At times of liberal ascendancy, we risk forgetting these long-haul investments and organizing in the states. Liberals think of concerted federal action as essential to progress and fairness, an idea quite legitimately rooted in the civil-rights movement and progressive victories like Medicare. And all our thoughts right now are on the transformative possibilities of an Obama administration and supportive Congress. But after three decades of devolution, there's no turning back from the reality that states, their governors, legislators, and parties will play a central role in our country's political future.
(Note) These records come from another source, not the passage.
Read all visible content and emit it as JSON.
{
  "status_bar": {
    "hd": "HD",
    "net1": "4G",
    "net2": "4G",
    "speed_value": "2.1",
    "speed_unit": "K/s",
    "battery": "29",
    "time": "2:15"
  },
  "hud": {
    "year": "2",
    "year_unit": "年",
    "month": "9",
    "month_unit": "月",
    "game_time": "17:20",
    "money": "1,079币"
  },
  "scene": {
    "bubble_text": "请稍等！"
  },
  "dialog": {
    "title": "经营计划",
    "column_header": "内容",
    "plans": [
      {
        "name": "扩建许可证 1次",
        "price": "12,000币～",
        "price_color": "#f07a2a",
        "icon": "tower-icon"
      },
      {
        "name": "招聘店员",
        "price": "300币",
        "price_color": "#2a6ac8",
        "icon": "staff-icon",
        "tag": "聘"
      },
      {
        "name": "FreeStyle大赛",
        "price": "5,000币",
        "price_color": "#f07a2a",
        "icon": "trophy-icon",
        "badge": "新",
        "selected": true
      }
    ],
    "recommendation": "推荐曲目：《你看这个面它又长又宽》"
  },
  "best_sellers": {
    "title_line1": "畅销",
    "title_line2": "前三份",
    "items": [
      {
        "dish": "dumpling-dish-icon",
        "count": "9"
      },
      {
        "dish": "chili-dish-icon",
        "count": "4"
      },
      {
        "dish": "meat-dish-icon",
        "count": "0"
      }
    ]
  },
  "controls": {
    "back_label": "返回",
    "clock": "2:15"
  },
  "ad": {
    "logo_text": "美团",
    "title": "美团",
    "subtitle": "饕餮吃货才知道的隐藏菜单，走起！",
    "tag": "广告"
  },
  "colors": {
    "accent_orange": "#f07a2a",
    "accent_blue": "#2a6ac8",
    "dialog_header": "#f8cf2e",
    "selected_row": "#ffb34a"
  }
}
Further, the conservative comeback, if there is to be one, will take hold in the states, not in Congress. The recession will devastate state finances, and Democratic governors will be vulnerable. A wave of Republican governors with the good luck to be in office on the other side of the economic cycle could look like geniuses and might even revive the now thoroughly discredited idea that conservatives can govern. Conservative success in the 1990s and into the Bush years had far more to do with the big-state Republican governors who were seen as successful -- George Voinovich in Ohio, Tommy Thompson in Wisconsin, Bill Owens in Colorado, John Engler in Michigan -- than with the impeachment-crazed congressional Republicans. And ideas like welfare reform and standards-based education were made credible by state experience.
Financial support for state and local governments should be a central component of any economic stimulus, because it both provides a bigger boost than other spending and will help these states manage through the crisis. But it's also essential that the work of building progressive infrastructure at the state level -- which is really in its infancy -- continues, for all the reasons that conservatives invested in state and regional think tanks and organizing efforts. The states are where ideas are generated and tested, where programs really succeed or fail in helping improve lives, and, incidentally, where elections of the future will be won or lost.